I asked a senior city official why the road is still closed.
“We didn’t close it,” he said, “that’s the Feds.”
The firefighting effort is under unified command. Rich Harvey is the incident commander, whose team effectively governs the northwestern quadrant of Colorado Springs.
The structure of “Great Basin Team 2” would be familiar to anyone who has served in the military.
Wednesday’s Day Operational Plan runs to dozens of pages, including general procedures (“All incoming vehicles and contract equipment will report to the Ground Support Unit to receive parking area assignments, inspection, and “E” or an “O” number on the window.”), incident objectives (“Express clear and concise leader’s intent in strategic and tactical objectives and directions for this incident.”), and organization assignment lists (“Air operations branch-air attack supervisor.”) and abbreviations incomprehensible to civilians (“Strike Team HC21A;MNICS #2 C-27, 7/9”).

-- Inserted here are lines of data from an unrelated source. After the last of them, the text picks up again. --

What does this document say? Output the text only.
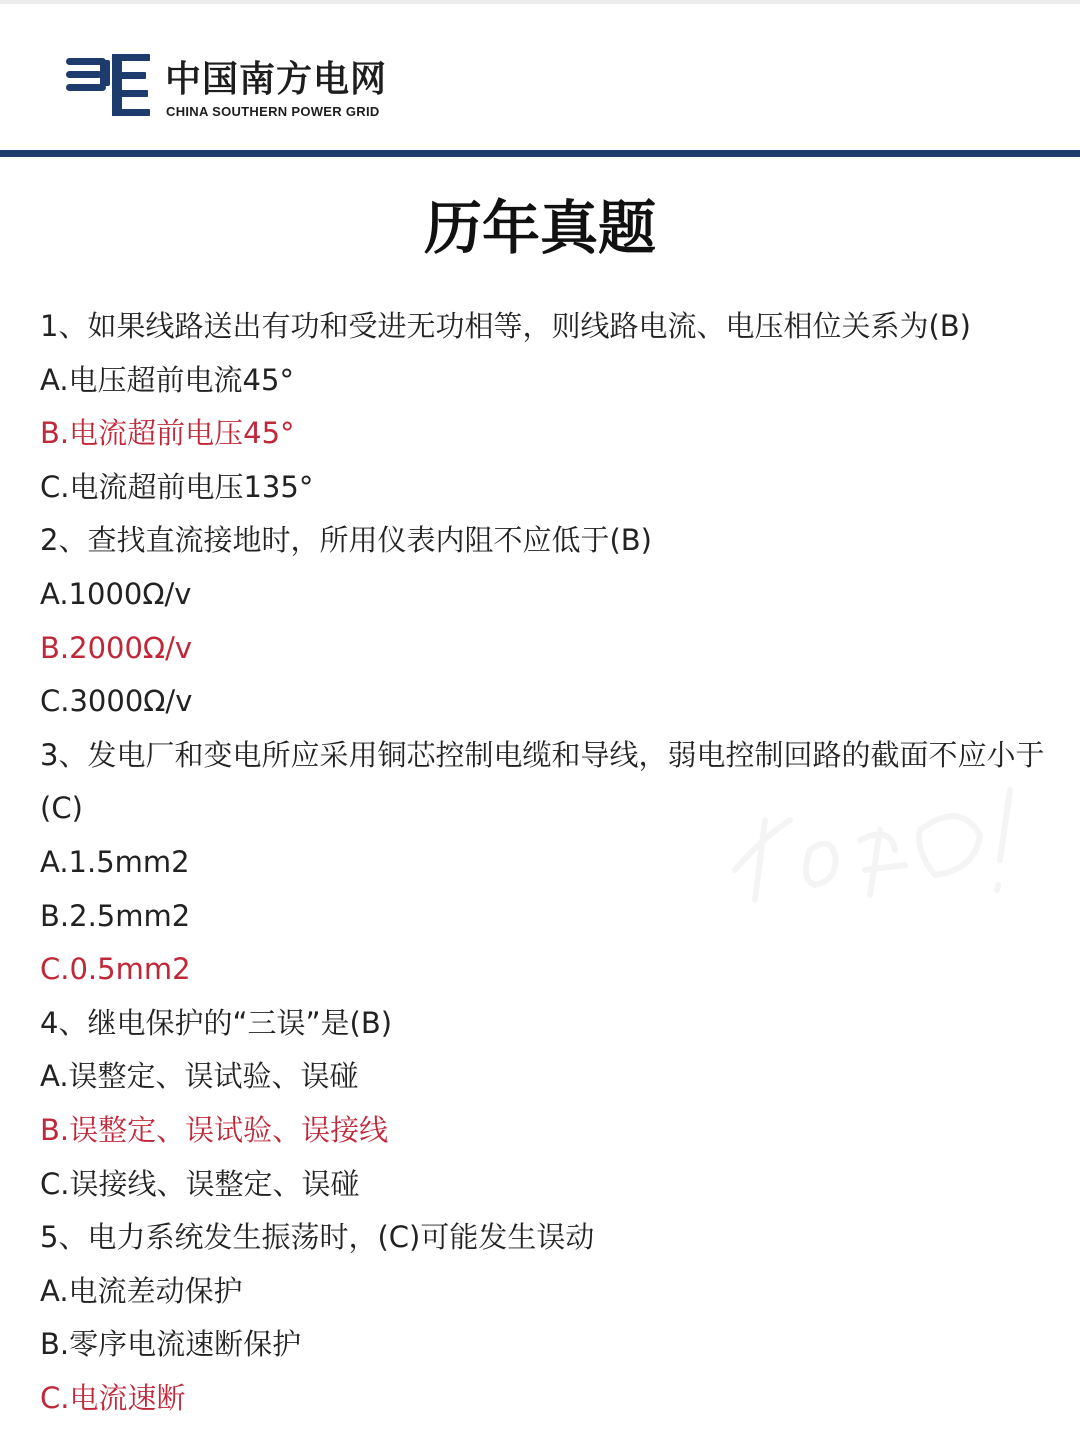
中国南方电网
CHINA SOUTHERN POWER GRID
历年真题
1、如果线路送出有功和受进无功相等，则线路电流、电压相位关系为(B)
A.电压超前电流45°
B.电流超前电压45°
C.电流超前电压135°
2、查找直流接地时，所用仪表内阻不应低于(B)
A.1000Ω/v
B.2000Ω/v
C.3000Ω/v
3、发电厂和变电所应采用铜芯控制电缆和导线，弱电控制回路的截面不应小于(C)
A.1.5mm2
B.2.5mm2
C.0.5mm2
4、继电保护的“三误”是(B)
A.误整定、误试验、误碰
B.误整定、误试验、误接线
C.误接线、误整定、误碰
5、电力系统发生振荡时，(C)可能发生误动
A.电流差动保护
B.零序电流速断保护
C.电流速断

To me, this brisk bureaucratese is reassuring, not infuriating. It means that smart, careful people have been preparing and implementing such action plans for many years. If GoG road is closed, it’s closed for a good reason. Maybe they need to stage fire apparatus, or control access to the fire zone, or minimize risk in some other way.
So maybe complaining about apparently unnecessary closures is both foolish and unseemly. Tens of thousands have been displaced, hundreds have lost their homes, and a thousand firefighters are doing their best to save our bacon.
Minor inconveniences are just that-minor.